Kitap çok akıcı bir dil ile yazılmış ve olay örgüsü o kadar heyecanlı anlatılıyor ki kitabı elinizden bırakamıyorsunuz. Ana teması bence dram olan bu kitapta, karakterlerin hissettiklerine yakından şahit oluyorsunuz. Bazı kısımlarda gözleriniz dolmasına engel olamayabilirsiniz…
Kalbi büyük bir sevgiyle dolu olsa da bu sevgiyi kızına göstereyemen Akif Bey’in kızı Leman’ın hayatına konuk oluyoruz. Babasından sevgi göremediği için yanlışlara savrulan ve yaptığı hatalar yüzünden babasının kapısı yüzüne kapanan Leman, Ankara geceleri denince akla gelen pavyonlardan birinde çalışmaya başlıyor.
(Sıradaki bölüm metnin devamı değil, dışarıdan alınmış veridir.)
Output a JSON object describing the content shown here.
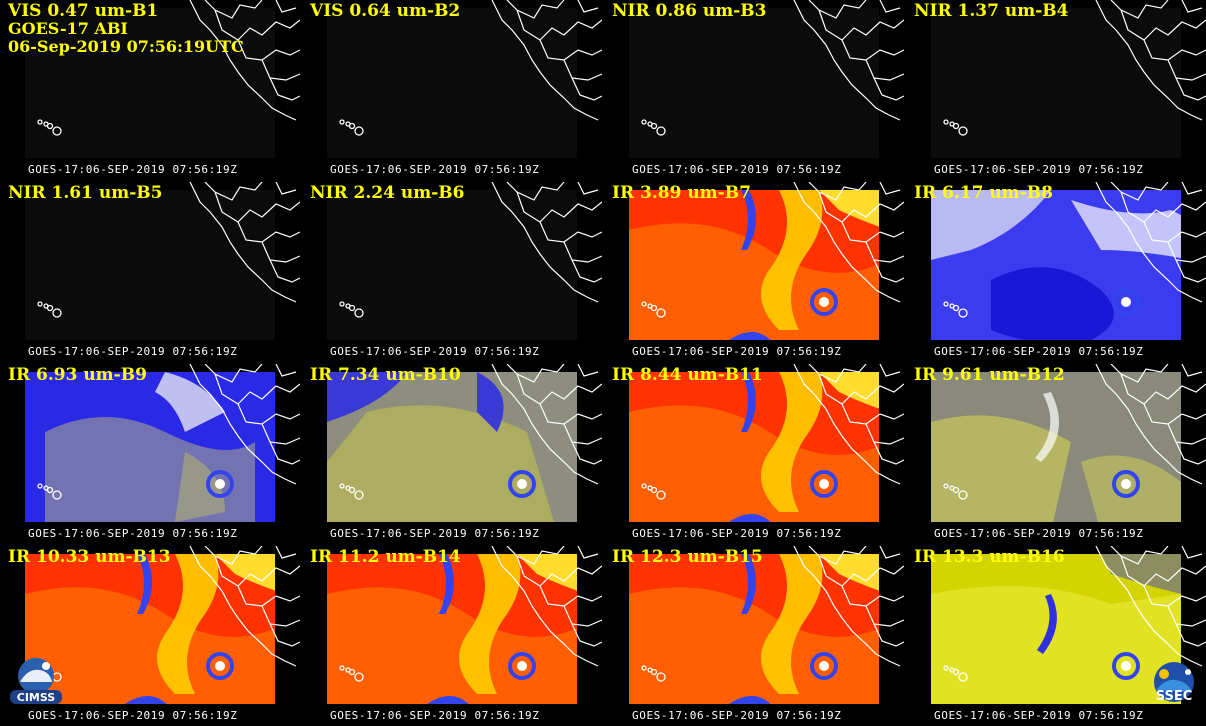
{
  "header": {
    "line2": "GOES-17 ABI",
    "line3": "06-Sep-2019 07:56:19UTC"
  },
  "panels": [
    {
      "label": "VIS 0.47 um-B1",
      "stamp": "GOES-17:06-SEP-2019 07:56:19Z",
      "style": "vis"
    },
    {
      "label": "VIS 0.64 um-B2",
      "stamp": "GOES-17:06-SEP-2019 07:56:19Z",
      "style": "vis"
    },
    {
      "label": "NIR 0.86 um-B3",
      "stamp": "GOES-17:06-SEP-2019 07:56:19Z",
      "style": "vis"
    },
    {
      "label": "NIR 1.37 um-B4",
      "stamp": "GOES-17:06-SEP-2019 07:56:19Z",
      "style": "vis"
    },
    {
      "label": "NIR 1.61 um-B5",
      "stamp": "GOES-17:06-SEP-2019 07:56:19Z",
      "style": "vis"
    },
    {
      "label": "NIR 2.24 um-B6",
      "stamp": "GOES-17:06-SEP-2019 07:56:19Z",
      "style": "vis"
    },
    {
      "label": "IR 3.89 um-B7",
      "stamp": "GOES-17:06-SEP-2019 07:56:19Z",
      "style": "ir"
    },
    {
      "label": "IR 6.17 um-B8",
      "stamp": "GOES-17:06-SEP-2019 07:56:19Z",
      "style": "wv1"
    },
    {
      "label": "IR 6.93 um-B9",
      "stamp": "GOES-17:06-SEP-2019 07:56:19Z",
      "style": "wv2"
    },
    {
      "label": "IR 7.34 um-B10",
      "stamp": "GOES-17:06-SEP-2019 07:56:19Z",
      "style": "wv3"
    },
    {
      "label": "IR 8.44 um-B11",
      "stamp": "GOES-17:06-SEP-2019 07:56:19Z",
      "style": "ir"
    },
    {
      "label": "IR 9.61 um-B12",
      "stamp": "GOES-17:06-SEP-2019 07:56:19Z",
      "style": "oz"
    },
    {
      "label": "IR 10.33 um-B13",
      "stamp": "GOES-17:06-SEP-2019 07:56:19Z",
      "style": "ir"
    },
    {
      "label": "IR 11.2 um-B14",
      "stamp": "GOES-17:06-SEP-2019 07:56:19Z",
      "style": "ir"
    },
    {
      "label": "IR 12.3 um-B15",
      "stamp": "GOES-17:06-SEP-2019 07:56:19Z",
      "style": "ir"
    },
    {
      "label": "IR 13.3 um-B16",
      "stamp": "GOES-17:06-SEP-2019 07:56:19Z",
      "style": "co2"
    }
  ],
  "logos": {
    "left": "CIMSS",
    "right": "SSEC"
  },
  "colors": {
    "label": "#ffff00",
    "stamp": "#ffffff",
    "map_outline": "#ffffff",
    "ir_warm": "#ff3300",
    "ir_mid": "#ffcc00",
    "ir_cold": "#3344ee",
    "wv_moist": "#1111dd",
    "wv_dry": "#aaaaee",
    "background": "#000000"
  }
}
Fakat bir gün Kardan Adam ile tanışmasıyla hayatı tamamen değişiyor. Afet Leman, Gölge, Kardan Adam, Derviş Baba gibi birçok karakterle tanışmak için bu kitabı okumanızı öneririm…
Bana kalsa 220. Sayfada bitmesini isterdim. Bunun sebebini de kitabı okuyunca anlayacaksınız. Beni bu değerli eserle tanıştırdıkları için ange yayınlarına
teşekkür ederim.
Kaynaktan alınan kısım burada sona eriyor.